J.D. Sherry, a vice president at TrendMicro, says companies should also remind employees to be mindful of scams on social media. That includes professional networking sites such as LinkedIn, where there have been incidents of fraudsters posting false profiles in attempts to entice individuals to disclose information about themselves or to access corporate systems.
"We're seeing an uptick in incidents around social media," he says. Fraudsters try to use the "trust factor" of social media sites to trick individuals, he says.
And while open enrollment is a favorite season for fraudsters to use phishing to prey on unsuspecting users, Siciliano says it's important to remember that cybercriminals will look for any occasion to benefit from their scams.
"Holidays are a hot time for this sort of thing, but so too are any natural disasters, political events or even celebrity births," he says.
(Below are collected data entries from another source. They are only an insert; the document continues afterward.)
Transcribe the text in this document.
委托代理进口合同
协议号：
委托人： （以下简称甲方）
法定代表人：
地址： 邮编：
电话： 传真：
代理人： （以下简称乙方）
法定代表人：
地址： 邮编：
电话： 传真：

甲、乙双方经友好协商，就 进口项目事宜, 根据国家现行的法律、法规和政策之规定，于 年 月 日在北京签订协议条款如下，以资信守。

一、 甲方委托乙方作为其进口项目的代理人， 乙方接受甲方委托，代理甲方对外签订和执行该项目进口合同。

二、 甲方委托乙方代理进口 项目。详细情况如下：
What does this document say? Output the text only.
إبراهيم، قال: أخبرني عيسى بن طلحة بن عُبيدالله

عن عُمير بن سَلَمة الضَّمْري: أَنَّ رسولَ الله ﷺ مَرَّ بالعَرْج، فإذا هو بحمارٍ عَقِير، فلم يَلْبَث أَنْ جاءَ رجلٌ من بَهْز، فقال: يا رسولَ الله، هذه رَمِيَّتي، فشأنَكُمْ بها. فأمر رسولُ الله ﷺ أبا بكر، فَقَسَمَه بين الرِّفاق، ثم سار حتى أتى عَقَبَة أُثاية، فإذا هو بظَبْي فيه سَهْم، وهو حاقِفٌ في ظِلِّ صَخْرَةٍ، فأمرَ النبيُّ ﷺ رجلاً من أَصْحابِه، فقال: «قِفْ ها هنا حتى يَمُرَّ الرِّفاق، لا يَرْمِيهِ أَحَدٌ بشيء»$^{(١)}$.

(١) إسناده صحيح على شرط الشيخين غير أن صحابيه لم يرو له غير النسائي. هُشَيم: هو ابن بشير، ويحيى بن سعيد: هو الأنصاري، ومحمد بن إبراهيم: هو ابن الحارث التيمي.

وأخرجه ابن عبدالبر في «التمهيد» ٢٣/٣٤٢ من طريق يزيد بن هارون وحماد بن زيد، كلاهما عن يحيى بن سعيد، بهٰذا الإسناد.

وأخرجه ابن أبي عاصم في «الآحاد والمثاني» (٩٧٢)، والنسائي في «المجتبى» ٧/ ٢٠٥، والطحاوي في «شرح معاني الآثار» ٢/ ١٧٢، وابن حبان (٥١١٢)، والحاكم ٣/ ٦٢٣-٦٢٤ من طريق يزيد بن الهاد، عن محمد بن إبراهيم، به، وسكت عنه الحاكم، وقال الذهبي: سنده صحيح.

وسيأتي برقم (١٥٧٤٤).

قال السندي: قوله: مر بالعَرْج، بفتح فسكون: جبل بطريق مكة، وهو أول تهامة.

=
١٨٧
In fact, McAfee has found that within 22 hours of a big breaking news story, fraudsters begin new campaigns for digital scams, he says.
Recent Spear-Phishing Incident
A recent healthcare-related spear-phishing incident at St. Louis University demonstrates that the scams can hit at any time.
The scam e-mail about a systems update sent to 180 SLU employees, including physicians at the university's medical group, contained a link to a fake site that looked like the SLU's employee portal, says David Hakanson, CIO. Several employees were fooled into entering personal information related to their direct deposit accounts.
The phishing e-mail contained the university's logo and was well-written, Hakanson says. However, a keen eye would have noticed that the link in the e-mail contained an incorrect URL for the university's employee portal, he says.
The university's investigation found that 10 employees had direct deposit information changed, although no unauthorized financial transactions had occurred. However, the university also learned that the incident resulted in unauthorized access to about 20 SLU e-mail accounts that contained personal health information for approximately 3,000 individuals. and Social Security numbers of about 200 people. So far, it looks like the fraudsters were targeting direct deposit account information, and not the personal information in the e-mails, Hakanson says.
SLU is offering affected individuals a year's worth of free credit monitoring and identity theft protection services.
Five workers at nearby Washington University in St. Louis also recently apparently fell victim to a similar scam, Hakanson says.
As a result of the phishing incident, SLU is ramping up employee education, Hakanson says. "We will work with our professionals and develop resources to help them to identify phishing e-mail," he says. SLU is also considering making changes to its IT infrastructure that can improve its cybersecurity protections without disrupting the workflow of its users, he says.